Pubblicato il autore: Annamaria Sabiu


Lopez attacca l’Astana dopo il licenziamento subito da parte del suo team. Nelle scorse ore infatti, il team Kazako tramite comunicato stampa ha informato del licenziamento immediato del corridore visto il presunto legame col Dottor Marcos  Maynar, arrestato negli scorsi mesi nell’ambito dell’operazione Ilex. Secondo quanto emerso,  Lopez  avrebbe ricevuto una dose di menotropina prima della partenza dell’ultimo Giro d’Italia in Ungheria. La sostanza, sempre da quanto è emerso, sarebbe stata prescritta dal Dottor Maynar, causando un’infiammazione alla gamba. Proprio quest’infiammazione è stata la causa del suo ritiro durante la quarta tappa del Giro d’Italia, la prima in Italia.

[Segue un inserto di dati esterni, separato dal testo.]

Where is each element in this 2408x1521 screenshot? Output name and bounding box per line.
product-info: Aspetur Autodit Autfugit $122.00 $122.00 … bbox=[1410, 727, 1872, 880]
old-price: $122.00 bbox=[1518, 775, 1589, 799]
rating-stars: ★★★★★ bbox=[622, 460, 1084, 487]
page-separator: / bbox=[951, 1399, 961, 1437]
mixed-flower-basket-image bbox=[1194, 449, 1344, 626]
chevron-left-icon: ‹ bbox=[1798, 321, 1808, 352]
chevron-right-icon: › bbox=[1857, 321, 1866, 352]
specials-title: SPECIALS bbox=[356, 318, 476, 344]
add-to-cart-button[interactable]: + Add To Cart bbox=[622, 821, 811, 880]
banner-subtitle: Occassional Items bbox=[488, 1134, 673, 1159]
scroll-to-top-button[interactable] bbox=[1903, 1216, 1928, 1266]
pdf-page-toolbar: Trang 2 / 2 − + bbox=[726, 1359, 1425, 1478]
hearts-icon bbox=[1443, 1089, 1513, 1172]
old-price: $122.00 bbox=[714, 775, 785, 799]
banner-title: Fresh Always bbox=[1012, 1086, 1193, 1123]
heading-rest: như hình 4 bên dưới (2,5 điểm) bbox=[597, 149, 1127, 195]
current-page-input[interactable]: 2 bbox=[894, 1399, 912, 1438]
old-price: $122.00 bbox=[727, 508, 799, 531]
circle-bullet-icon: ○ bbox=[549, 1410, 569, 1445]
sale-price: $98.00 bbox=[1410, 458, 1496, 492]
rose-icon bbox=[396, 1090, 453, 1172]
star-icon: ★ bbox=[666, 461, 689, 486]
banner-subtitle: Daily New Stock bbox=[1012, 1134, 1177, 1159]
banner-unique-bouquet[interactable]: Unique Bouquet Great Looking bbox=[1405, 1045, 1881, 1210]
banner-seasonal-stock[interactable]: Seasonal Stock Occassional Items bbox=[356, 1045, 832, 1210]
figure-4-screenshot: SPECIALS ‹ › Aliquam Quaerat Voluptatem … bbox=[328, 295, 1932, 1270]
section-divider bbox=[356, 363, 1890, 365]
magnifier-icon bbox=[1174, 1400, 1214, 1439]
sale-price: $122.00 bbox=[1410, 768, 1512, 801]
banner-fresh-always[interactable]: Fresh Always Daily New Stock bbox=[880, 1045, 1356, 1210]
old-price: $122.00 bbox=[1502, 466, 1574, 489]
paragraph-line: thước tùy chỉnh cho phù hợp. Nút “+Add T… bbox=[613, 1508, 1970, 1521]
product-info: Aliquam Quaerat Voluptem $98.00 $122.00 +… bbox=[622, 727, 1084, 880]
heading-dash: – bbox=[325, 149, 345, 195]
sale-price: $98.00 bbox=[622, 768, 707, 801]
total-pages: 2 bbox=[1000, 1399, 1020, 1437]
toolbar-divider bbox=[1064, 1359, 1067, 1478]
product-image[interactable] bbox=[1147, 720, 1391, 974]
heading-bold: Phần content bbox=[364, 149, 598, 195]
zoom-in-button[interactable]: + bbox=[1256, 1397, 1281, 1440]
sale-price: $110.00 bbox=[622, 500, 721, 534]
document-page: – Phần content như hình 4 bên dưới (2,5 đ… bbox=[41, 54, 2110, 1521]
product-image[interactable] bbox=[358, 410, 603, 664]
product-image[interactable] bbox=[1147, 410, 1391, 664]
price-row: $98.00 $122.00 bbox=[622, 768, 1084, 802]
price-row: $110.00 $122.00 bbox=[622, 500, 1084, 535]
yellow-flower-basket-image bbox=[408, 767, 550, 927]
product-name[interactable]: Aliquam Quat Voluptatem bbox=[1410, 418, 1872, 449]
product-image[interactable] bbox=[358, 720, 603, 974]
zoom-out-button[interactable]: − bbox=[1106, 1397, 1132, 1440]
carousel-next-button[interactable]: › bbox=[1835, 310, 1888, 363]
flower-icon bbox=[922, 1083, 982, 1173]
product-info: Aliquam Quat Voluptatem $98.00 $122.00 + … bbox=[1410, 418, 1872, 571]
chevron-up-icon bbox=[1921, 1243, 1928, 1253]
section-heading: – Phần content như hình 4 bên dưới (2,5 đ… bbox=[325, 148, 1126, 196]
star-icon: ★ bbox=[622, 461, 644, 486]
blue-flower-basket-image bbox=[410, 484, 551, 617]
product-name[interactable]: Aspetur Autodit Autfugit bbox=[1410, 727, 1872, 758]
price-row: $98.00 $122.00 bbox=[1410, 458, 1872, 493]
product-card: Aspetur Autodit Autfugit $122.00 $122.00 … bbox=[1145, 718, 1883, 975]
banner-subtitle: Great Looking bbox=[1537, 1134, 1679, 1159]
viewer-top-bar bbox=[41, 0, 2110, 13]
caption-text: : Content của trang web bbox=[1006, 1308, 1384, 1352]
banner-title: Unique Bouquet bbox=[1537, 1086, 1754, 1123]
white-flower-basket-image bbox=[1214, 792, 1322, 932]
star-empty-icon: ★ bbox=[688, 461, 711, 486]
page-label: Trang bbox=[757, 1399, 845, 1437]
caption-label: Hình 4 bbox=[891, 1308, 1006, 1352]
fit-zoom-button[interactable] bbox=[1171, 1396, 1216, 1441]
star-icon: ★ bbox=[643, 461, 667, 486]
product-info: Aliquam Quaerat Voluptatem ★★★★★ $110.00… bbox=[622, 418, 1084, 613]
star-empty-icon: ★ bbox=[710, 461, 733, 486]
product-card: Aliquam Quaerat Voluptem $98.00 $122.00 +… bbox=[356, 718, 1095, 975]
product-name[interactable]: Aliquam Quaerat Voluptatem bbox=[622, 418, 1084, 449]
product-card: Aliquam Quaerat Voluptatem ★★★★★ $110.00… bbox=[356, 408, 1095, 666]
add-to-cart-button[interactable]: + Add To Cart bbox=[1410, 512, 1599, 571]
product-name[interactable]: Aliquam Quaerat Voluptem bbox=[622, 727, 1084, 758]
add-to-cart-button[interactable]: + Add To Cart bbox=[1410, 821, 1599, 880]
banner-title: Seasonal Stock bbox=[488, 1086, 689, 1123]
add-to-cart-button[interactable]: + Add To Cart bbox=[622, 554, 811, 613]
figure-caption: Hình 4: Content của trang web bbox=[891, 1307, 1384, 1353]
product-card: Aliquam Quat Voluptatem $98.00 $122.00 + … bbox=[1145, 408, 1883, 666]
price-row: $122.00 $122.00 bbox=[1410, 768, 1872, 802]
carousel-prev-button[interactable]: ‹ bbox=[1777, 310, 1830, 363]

Lopez attacca l’Astana. La reazione del corridore

Lopez appresa la notizia del suo licenziamento ha fatto sapere che intraprenderà delle azioni legali in merito a questa decisione del tutto inattesa. Il corridore ha emanato un comunicato stampa dove ha sottolineato: L’Astana Qazaqstan Team ha deciso di rescindere un contratto firmato appena un mese fa. Lo ha fatto a causa di fatti di cui era già a conoscenza. Io respingo ogni insinuazione che possa infangare il mio nome e la mia reputazione come ciclista professionista. Voglio ricordare che durante la mia carriera non sono mai risultato positivo ad alcuna sostanza dopante, né sono mai stato oggetto di indagini da parte delle autorità competenti”. 

Il corridore ha poi aggiunto: “L’obiettivo è intraprendere tutte le azioni legali possibili in difesa dei miei diritti, visto che siamo chiaramente di fronte a un caso di licenziamento improprio e senza giusta causa”. Ora non resta che attendere lo scorrere del tempo per scoprire come si evolverà quest’intricata vicenda che vede protagonisti l’Astana e il corridore Miguel Angel Lopez.